Editorial von Christian Fankhauser, Vizepräsident SEV
Hin zu einer Branchenlösung?
Die öV-Berufe sind spannend, und unsere Kolleginnen und Kollegen sind stolz auf ihren Beitrag zum Service public. Sowohl für die Unternehmen wie auch für das Personal stehen jedoch drei grosse Herausforderungen bevor, auf die rasch reagiert werden muss: Da die Babyboomer-Generation das Rentenalter erreicht, müssen die Berufe für die Jugendlichen attraktiv gemacht werden, um einen Personalengpass zu vermeiden. Die Belastungen beim Fahren, die sich negativ auf die Gesundheit auswirken können, erfordern branchenweite Lösungen bei der Reintegration, der Weiterbildung und der beruflichen Neuorientierung. Zudem stellt die unabwendbare Digitalisierung der Arbeitswelt, die Berufe verändert oder gar verschwinden lässt, die Arbeitsmarktfähigkeit unserer Kolleginnen und Kollegen in Frage.
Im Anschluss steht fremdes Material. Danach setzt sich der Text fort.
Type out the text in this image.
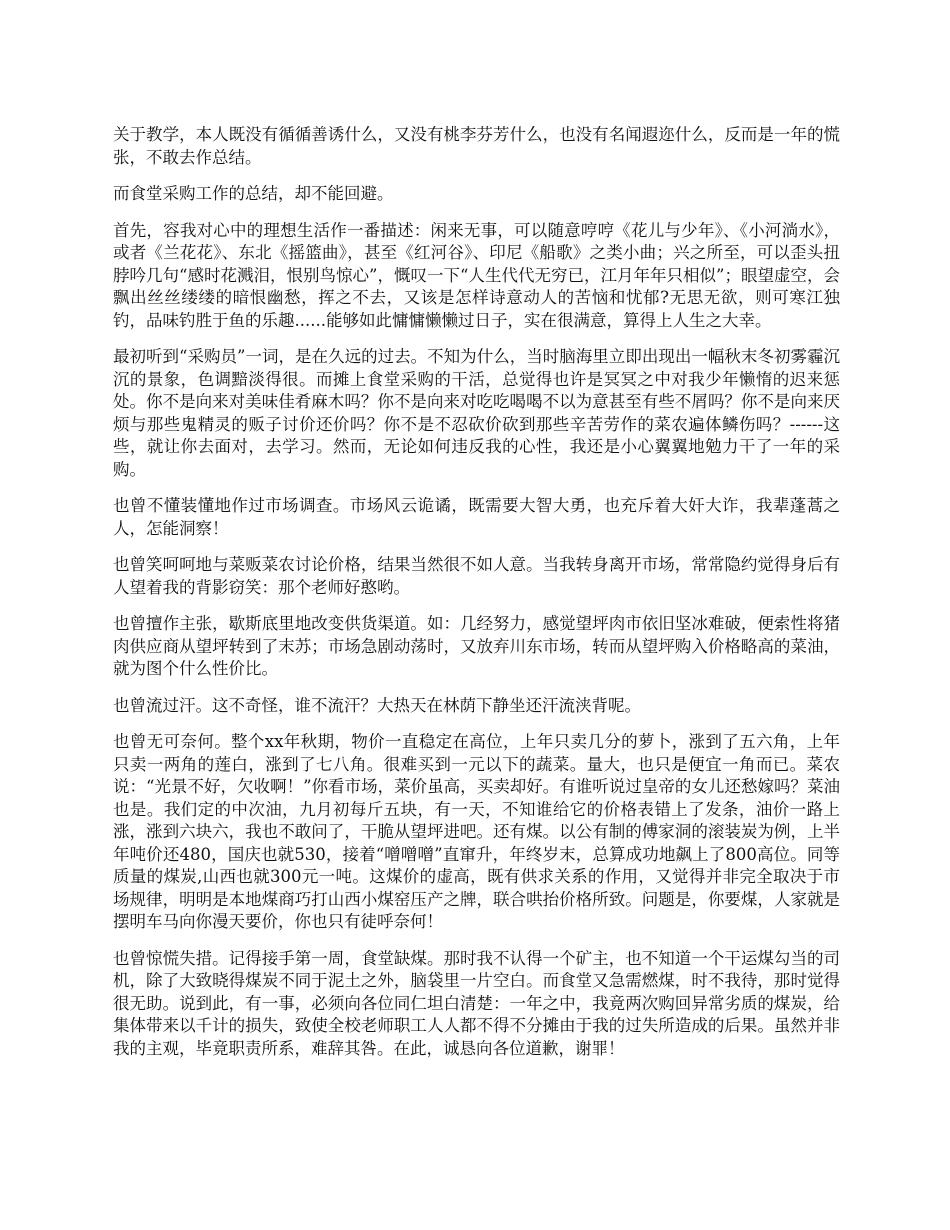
关于教学，本人既没有循循善诱什么，又没有桃李芬芳什么，也没有名闻遐迩什么，反而是一年的慌张，不敢去作总结。

而食堂采购工作的总结，却不能回避。

首先，容我对心中的理想生活作一番描述：闲来无事，可以随意哼哼《花儿与少年》、《小河淌水》，或者《兰花花》、东北《摇篮曲》，甚至《红河谷》、印尼《船歌》之类小曲；兴之所至，可以歪头扭脖吟几句“感时花溅泪，恨别鸟惊心”，慨叹一下“人生代代无穷已，江月年年只相似”；眼望虚空，会飘出丝丝缕缕的暗恨幽愁，挥之不去，又该是怎样诗意动人的苦恼和忧郁?无思无欲，则可寒江独钓，品味钓胜于鱼的乐趣......能够如此慵慵懒懒过日子，实在很满意，算得上人生之大幸。

最初听到“采购员”一词，是在久远的过去。不知为什么，当时脑海里立即出现出一幅秋末冬初雾霾沉沉的景象，色调黯淡得很。而摊上食堂采购的干活，总觉得也许是冥冥之中对我少年懒惰的迟来惩处。你不是向来对美味佳肴麻木吗？你不是向来对吃吃喝喝不以为意甚至有些不屑吗？你不是向来厌烦与那些鬼精灵的贩子讨价还价吗？你不是不忍砍价砍到那些辛苦劳作的菜农遍体鳞伤吗？------这些，就让你去面对，去学习。然而，无论如何违反我的心性，我还是小心翼翼地勉力干了一年的采购。

也曾不懂装懂地作过市场调查。市场风云诡谲，既需要大智大勇，也充斥着大奸大诈，我辈蓬蒿之人，怎能洞察！

也曾笑呵呵地与菜贩菜农讨论价格，结果当然很不如人意。当我转身离开市场，常常隐约觉得身后有人望着我的背影窃笑：那个老师好憨哟。

也曾擅作主张，歇斯底里地改变供货渠道。如：几经努力，感觉望坪肉市依旧坚冰难破，便索性将猪肉供应商从望坪转到了末苏；市场急剧动荡时，又放弃川东市场，转而从望坪购入价格略高的菜油，就为图个什么性价比。

也曾流过汗。这不奇怪，谁不流汗？大热天在林荫下静坐还汗流浃背呢。

也曾无可奈何。整个xx年秋期，物价一直稳定在高位，上年只卖几分的萝卜，涨到了五六角，上年只卖一两角的莲白，涨到了七八角。很难买到一元以下的蔬菜。量大，也只是便宜一角而已。菜农说：“光景不好，欠收啊！”你看市场，菜价虽高，买卖却好。有谁听说过皇帝的女儿还愁嫁吗？菜油也是。我们定的中次油，九月初每斤五块，有一天，不知谁给它的价格表错上了发条，油价一路上涨，涨到六块六，我也不敢问了，干脆从望坪进吧。还有煤。以公有制的傅家洞的滚装炭为例，上半年吨价还480，国庆也就530，接着“噌噌噌”直窜升，年终岁末，总算成功地飙上了800高位。同等质量的煤炭,山西也就300元一吨。这煤价的虚高，既有供求关系的作用，又觉得并非完全取决于市场规律，明明是本地煤商巧打山西小煤窑压产之牌，联合哄抬价格所致。问题是，你要煤，人家就是摆明车马向你漫天要价，你也只有徒呼奈何！

也曾惊慌失措。记得接手第一周，食堂缺煤。那时我不认得一个矿主，也不知道一个干运煤勾当的司机，除了大致晓得煤炭不同于泥土之外，脑袋里一片空白。而食堂又急需燃煤，时不我待，那时觉得很无助。说到此，有一事，必须向各位同仁坦白清楚：一年之中，我竟两次购回异常劣质的煤炭，给集体带来以千计的损失，致使全校老师职工人人都不得不分摊由于我的过失所造成的后果。虽然并非我的主观，毕竟职责所系，难辞其咎。在此，诚恳向各位道歉，谢罪！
Auch hier könnten berufsbegleitende Ausbildungsmassnahmen sinnvoll sein.
Seit Anfang Jahr wurden diese Themen in verschiedenen Ausgaben der SEV-Zeitung behandelt. In der aktuellen Nummer ist zu lesen, wie die Maschinenindustriebranche auf diese Fragestellungen reagiert: Sie hat einen paritätischen Fonds eingerichtet, der von beruflichen Beiträgen gespeist wird und damit die «Passerelle 4.0» finanziert, die eine berufsbegleitende Umschulung für erwachsene Mitarbeitende vorsieht. Diese Branche steht vor ähnlichen Herausforderungen wie wir und hat eine vielversprechende Branchenlösung gefunden.
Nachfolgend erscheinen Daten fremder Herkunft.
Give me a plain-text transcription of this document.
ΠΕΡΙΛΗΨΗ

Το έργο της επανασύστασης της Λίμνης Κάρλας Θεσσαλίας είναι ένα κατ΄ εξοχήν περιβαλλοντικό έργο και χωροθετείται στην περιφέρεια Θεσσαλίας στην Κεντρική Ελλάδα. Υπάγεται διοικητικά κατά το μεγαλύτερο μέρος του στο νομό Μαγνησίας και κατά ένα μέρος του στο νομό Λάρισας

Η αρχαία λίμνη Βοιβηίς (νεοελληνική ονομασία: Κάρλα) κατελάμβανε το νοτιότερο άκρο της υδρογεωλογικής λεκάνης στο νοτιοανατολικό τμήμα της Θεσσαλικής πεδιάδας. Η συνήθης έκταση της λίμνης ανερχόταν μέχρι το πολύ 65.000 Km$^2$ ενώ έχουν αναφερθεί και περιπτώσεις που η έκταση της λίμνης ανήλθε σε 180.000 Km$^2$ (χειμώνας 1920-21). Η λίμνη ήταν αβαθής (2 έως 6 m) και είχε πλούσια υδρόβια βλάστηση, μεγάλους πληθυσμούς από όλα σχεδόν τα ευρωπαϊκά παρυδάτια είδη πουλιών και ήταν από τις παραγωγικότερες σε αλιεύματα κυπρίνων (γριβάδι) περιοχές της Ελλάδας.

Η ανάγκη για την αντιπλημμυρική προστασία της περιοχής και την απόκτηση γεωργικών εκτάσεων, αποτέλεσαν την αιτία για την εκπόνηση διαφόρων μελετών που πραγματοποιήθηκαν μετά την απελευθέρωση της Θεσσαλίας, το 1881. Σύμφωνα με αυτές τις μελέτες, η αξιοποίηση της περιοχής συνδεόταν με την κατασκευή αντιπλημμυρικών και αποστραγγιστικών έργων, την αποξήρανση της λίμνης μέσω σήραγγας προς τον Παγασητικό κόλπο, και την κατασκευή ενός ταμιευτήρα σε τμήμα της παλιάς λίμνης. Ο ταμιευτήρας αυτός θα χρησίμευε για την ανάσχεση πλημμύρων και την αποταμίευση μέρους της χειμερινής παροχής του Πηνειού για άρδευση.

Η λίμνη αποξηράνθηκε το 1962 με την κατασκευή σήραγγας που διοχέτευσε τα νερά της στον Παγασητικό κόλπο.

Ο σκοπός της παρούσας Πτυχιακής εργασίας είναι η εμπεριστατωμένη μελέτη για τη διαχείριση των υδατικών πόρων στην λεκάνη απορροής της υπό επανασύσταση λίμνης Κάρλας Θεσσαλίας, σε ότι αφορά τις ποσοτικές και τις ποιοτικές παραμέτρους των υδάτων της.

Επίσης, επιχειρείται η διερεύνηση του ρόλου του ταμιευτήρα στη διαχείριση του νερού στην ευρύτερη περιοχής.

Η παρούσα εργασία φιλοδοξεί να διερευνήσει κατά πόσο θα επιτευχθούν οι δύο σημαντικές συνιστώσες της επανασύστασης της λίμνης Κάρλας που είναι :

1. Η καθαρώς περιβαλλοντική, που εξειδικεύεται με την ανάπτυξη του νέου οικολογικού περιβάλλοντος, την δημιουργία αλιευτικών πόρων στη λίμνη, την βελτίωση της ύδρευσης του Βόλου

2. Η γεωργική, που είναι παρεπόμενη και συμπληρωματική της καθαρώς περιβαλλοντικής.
Um zukunftsfähige Lösungen zu finden, sucht der SEV das Gespräch. Am 5. November sind verschiedene Akteure unserer Verkehrsbranche zu einem runden Tisch eingeladen, darunter einige KTU. Die Probleme sind bekannt und die Fakten klar, doch muss jetzt gemeinsam über die Lösungen nachgedacht werden, die im Interesse der Arbeitnehmenden und der Arbeitgeber zu ermöglichen sind. Sowohl das Beispiel der SBB, eine der grössten Arbeitgeberinnen der Schweiz, wie auch jenes der Maschinenindustrie sind interessant. Bei der SBB sieht der gemeinsam mit dem SEV verhandelte GAV einen Mechanismus zur beruflichen Neuorientierung im Falle von Reorganisationen oder Rationalisierungen sowie eine berufliche Reintegration bei gesundheitlichen Problemen vor. Eine Vereinbarung zur Gewährleistung der Arbeitsmarktfähigkeit im Rahmen des digitalen Wandels vervollständigt das Dispositiv. Auch die Lösungen der Maschinenbranche können als Beispiel dienen, wie die Verkehrsbranche auf lokaler, kantonaler und nationaler Ebene zu einer Branchenlösung finden könnte.
Nur auf dieser höheren Ebene konnten die Maschinenindustrie und die SBB Lösungen finden, die eine KTU mit weniger Mitteln und Stellen ihrem Personal nicht so einfach vorschlagen kann.